Two senators have introduced a bipartisan bill identical to one in the House that would raise the limit and ease tax restrictions on bonds used by small and mid-sized manufacturers to build new facilities.
The Modernizing American Manufacturing Bonds Act (MAMBA), S. 773, was offered by Sens. Sherrod Brown, D-Ohio, and David Perdue, R-Ga., on March 29 and is the same as H.R. 1115, which was introduced in the House on Feb. 16 by Reps. Randy Hultgren, R-Ill., and Richard Neal, D-Mass.
Brown described his bill in a release, saying, “A simple update to the way manufacturers can use private activity bonds will be a huge help to manufacturers and entrepreneurs as they work to hire Ohioans and grow out economy,”
Perdue said, “We now have the opportunity to revive America’s leading role in manufacturing thanks to U.S. innovation and capital formation.”
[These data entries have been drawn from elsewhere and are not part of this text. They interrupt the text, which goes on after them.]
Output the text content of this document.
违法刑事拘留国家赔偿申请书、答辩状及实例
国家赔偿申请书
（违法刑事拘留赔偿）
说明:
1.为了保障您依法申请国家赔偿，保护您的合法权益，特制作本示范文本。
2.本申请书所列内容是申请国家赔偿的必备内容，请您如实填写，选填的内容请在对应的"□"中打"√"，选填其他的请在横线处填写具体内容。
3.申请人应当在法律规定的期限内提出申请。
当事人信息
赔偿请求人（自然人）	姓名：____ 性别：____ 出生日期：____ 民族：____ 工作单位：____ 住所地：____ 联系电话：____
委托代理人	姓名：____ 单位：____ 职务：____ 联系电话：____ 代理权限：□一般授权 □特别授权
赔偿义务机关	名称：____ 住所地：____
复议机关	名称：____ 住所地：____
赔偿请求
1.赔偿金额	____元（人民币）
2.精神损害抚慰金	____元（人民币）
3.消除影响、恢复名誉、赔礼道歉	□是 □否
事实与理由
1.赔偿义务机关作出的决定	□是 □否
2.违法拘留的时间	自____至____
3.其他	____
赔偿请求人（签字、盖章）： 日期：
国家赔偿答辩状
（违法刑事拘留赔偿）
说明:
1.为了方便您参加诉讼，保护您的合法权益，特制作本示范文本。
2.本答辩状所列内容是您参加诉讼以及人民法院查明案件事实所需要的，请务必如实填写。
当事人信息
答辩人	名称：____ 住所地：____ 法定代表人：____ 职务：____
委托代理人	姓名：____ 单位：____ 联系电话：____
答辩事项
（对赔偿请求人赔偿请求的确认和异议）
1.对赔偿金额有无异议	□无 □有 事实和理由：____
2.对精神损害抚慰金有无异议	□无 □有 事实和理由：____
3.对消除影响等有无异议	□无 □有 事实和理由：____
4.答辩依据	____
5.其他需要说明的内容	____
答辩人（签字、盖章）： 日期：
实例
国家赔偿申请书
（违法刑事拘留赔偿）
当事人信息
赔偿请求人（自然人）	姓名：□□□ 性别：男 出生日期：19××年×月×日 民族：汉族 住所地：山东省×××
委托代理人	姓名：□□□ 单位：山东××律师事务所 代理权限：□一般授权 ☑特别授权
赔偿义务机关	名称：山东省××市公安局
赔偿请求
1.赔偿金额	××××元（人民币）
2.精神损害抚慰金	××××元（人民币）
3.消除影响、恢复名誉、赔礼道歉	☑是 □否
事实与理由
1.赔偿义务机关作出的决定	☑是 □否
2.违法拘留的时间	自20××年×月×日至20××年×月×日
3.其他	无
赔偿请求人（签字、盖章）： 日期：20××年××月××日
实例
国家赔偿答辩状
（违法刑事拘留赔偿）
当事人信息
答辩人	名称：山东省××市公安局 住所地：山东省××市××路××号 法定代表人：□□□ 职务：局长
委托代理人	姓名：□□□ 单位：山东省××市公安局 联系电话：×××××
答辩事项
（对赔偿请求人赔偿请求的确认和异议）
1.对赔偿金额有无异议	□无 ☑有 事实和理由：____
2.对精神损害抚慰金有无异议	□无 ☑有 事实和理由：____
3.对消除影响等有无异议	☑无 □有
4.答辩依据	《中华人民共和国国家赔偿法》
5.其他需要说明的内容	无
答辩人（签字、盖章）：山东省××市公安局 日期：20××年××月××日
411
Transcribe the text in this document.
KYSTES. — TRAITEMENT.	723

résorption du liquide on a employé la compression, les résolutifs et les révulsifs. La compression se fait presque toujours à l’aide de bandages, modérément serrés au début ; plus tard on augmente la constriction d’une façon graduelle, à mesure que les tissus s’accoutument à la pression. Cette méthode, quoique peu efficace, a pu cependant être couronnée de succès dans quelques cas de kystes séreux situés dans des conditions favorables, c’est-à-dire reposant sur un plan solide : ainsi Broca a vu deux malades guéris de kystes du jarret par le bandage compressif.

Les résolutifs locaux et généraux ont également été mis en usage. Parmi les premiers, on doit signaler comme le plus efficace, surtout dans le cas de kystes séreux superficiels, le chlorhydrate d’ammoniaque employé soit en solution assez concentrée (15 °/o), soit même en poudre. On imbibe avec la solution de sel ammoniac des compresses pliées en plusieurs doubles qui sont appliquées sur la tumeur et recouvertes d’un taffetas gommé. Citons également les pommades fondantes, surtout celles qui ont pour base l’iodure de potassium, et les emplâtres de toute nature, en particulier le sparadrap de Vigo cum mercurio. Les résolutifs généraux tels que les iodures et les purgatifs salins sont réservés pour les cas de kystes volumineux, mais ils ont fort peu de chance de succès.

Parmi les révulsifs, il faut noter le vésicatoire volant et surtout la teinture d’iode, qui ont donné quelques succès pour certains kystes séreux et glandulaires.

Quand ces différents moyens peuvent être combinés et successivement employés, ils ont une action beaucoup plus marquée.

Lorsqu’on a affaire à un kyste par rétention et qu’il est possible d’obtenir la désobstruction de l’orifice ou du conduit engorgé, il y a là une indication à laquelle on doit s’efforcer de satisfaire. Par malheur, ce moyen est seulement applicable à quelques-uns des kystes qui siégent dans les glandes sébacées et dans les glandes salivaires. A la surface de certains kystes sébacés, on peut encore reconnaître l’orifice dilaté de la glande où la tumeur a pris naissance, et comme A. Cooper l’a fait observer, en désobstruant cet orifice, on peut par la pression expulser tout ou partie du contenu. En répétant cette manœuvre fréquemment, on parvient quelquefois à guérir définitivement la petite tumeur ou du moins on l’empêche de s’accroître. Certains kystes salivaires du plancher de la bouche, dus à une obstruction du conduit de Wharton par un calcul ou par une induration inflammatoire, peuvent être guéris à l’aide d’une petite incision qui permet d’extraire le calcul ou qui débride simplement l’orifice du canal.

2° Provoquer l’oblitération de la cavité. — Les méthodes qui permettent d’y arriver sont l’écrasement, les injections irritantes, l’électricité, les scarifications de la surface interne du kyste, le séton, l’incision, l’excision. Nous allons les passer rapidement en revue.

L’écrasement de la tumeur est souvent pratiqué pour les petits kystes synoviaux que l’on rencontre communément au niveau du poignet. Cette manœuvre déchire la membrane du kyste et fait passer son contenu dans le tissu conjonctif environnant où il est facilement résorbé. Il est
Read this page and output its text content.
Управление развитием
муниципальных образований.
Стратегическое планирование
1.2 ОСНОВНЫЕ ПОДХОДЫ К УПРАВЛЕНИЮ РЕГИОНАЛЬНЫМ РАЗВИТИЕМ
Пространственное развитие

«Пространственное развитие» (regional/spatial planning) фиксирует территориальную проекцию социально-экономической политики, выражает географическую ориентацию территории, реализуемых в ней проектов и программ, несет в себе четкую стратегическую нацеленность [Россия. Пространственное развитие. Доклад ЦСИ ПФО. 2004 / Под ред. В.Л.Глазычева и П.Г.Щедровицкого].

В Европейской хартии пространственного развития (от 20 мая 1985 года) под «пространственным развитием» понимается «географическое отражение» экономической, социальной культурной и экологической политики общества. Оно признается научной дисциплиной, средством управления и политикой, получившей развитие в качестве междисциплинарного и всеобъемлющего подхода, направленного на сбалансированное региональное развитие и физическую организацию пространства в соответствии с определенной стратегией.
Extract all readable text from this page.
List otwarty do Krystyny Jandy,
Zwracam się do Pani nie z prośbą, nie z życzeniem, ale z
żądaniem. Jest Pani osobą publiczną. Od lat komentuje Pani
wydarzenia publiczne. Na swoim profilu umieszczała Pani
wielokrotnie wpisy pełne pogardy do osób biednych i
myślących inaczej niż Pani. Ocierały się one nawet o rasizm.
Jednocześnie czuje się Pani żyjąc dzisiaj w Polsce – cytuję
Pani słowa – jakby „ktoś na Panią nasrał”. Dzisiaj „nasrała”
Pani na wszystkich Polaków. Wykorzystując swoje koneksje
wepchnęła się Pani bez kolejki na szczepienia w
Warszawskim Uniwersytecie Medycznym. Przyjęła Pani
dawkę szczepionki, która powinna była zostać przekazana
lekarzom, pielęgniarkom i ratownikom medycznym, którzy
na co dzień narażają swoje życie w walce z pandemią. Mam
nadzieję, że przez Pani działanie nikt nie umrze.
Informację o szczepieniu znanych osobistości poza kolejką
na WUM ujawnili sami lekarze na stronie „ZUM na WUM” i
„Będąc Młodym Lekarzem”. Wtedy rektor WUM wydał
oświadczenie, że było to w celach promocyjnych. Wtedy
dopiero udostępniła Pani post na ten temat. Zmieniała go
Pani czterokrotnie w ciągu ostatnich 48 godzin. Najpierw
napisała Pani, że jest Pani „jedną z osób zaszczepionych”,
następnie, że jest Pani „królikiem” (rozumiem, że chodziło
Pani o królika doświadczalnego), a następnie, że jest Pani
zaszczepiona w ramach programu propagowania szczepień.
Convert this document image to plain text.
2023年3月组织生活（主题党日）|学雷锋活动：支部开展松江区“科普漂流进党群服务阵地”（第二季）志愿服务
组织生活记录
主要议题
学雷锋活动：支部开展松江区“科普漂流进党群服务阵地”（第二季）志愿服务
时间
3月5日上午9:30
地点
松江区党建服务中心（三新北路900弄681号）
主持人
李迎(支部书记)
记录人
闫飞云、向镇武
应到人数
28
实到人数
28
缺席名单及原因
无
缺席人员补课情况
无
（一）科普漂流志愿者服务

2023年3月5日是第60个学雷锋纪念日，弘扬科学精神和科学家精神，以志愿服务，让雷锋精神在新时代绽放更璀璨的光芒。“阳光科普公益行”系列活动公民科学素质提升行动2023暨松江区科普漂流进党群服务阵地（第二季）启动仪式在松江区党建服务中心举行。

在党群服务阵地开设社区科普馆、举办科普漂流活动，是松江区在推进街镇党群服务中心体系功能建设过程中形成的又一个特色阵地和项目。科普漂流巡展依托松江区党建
The bills would triple the maximum size to $30 million from $10 million of so-called qualified small issue bonds or small issue industrial development bonds, which are tax-exempt private activity bonds. The senators said the limit is “outdated” and “not indexed to inflation” so it loses value every year
The measures would also expand the types of projects that could be financed with these bonds. They would expand the definition of manufacturing facility to include intangible property, such as software, in addition to tangible property. The would include facilities that are functionally related and subordinate to manufacturing plants, such as warehouses that temporarily store materials or laboratories that test raw materials.
In addition, up to 25% of the bond proceeds could be used to finance facilities directly related and ancillary to a manufacturing plant, as long as they are located on the plant site.
The bills would also double the capital expenditure limit to $40 million from $20 million. There is currently $20 million limit on the amount of capital expenditures that a manufacturer can incur in the same jurisdiction over a period of six years – three years before and three years after the bonds are issued.
In one limitation, the bills would prohibit taxable bonds used for intangible property under the new definition of manufacturing from being refunded with tax-exempt bonds.